I have always done this by doing 'Select Colour Range' on the line, changing layer, then deleting the selection in a solid area of colour/black.

However something has changed in Photoshop and it's doing something weird.  When I delete the selection in the solid area of colour, at the same time it makes the entire layer semi-transparent. 

I have no idea why and it's driving me mad.  Can anyone help please?

This topic has been closed for replies.
Correct answer D Fosse

That means you have more selected than you think. The "marching ants" is just the 50% boundary.

Check the preview in the Select Color Range dialog, and reduce "fuzziness".

2 replies

Norman Sanders
Legend
March 17, 2018

If, as you say, each color is on a separate layer (Fig 1), consider not making a tricky selection:

Lock the line layer and Edit > Fill with white (Fig 2)

Then Layer > Merge Down (Fig 3)

wjfbailey
wjfbaileyAuthor
Participant
March 17, 2018

Thanks Norman.sanders.  It wouldn't work for my purposes though as I need the background transparent rather than white.  D Fosse's answer worked though - the problem was the lightness of the colour combined with the fuzziness setting being too high.

Norman Sanders
Legend
March 17, 2018

Of course! Sorry. Senior moment.

D Fosse
Community Expert
D FosseCommunity ExpertCorrect answer
Community Expert
March 17, 2018

That means you have more selected than you think. The "marching ants" is just the 50% boundary.

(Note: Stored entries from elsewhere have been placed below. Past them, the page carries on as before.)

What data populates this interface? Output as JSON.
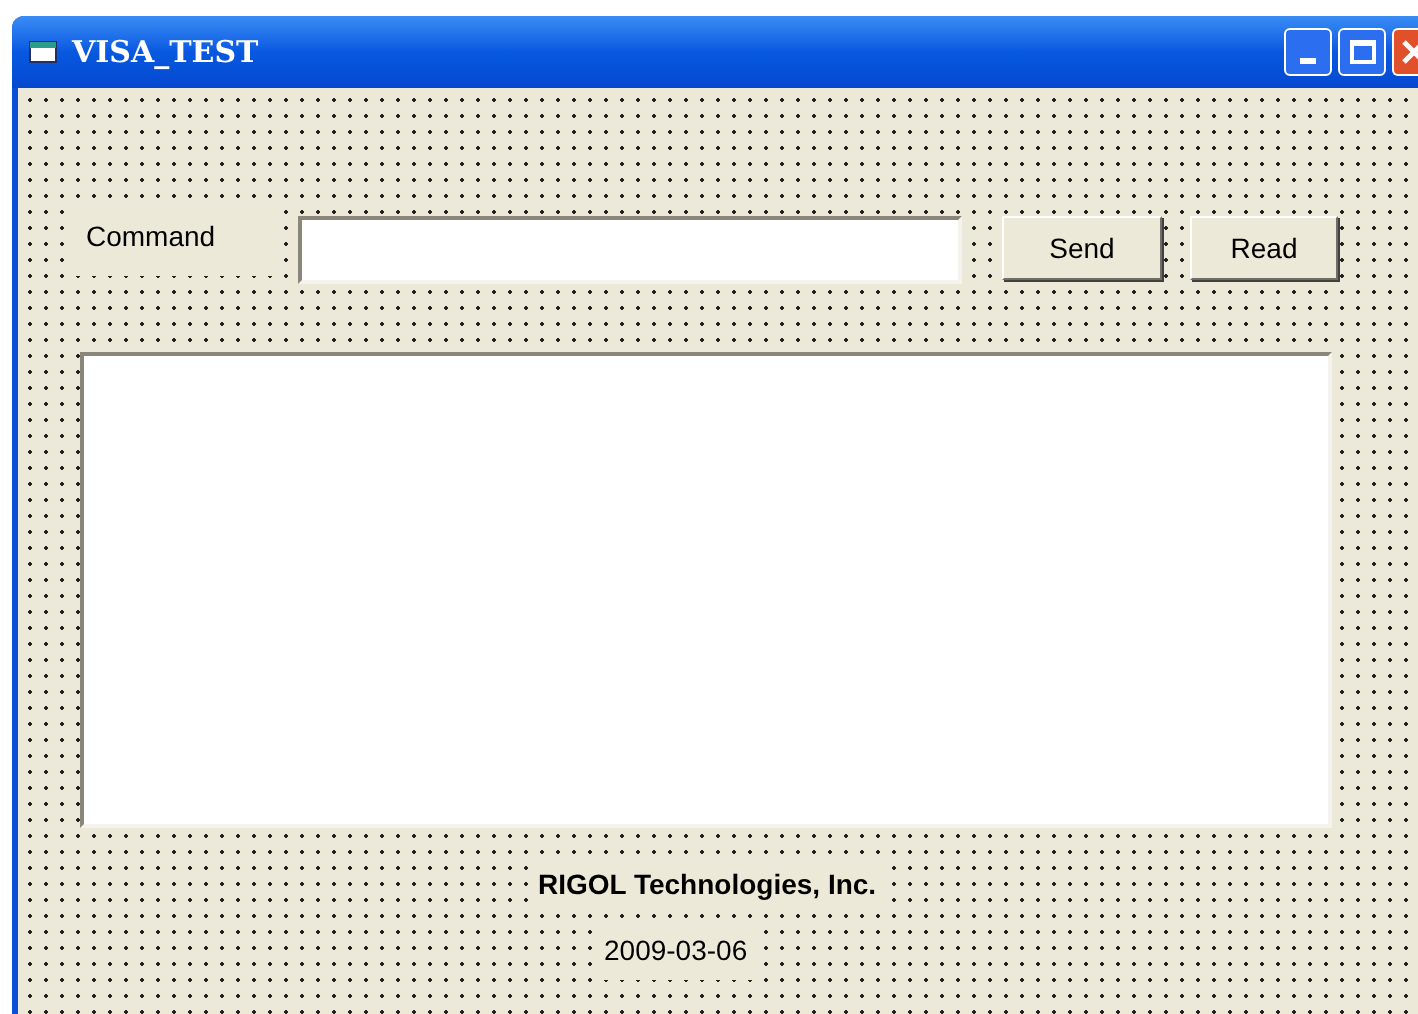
{
  "window": {
    "title": "VISA_TEST"
  },
  "command": {
    "label": "Command"
  },
  "buttons": [
    {
      "label": "Send"
    },
    {
      "label": "Read"
    }
  ],
  "footer": {
    "company": "RIGOL Technologies, Inc.",
    "date": "2009-03-06"
  }
}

Check the preview in the Select Color Range dialog, and reduce "fuzziness".

wjfbailey
wjfbaileyAuthor
Participant
March 17, 2018

Many thanks D Fosse.  That did work.  Because the line colour was quite pale I had to turn the fuzziness right down to get it to stop making the whole layer semi-transparent, but I found that if I converted the line into black first I could keep the fuzziness set quite high without it causing the same problem.  Not sure why though!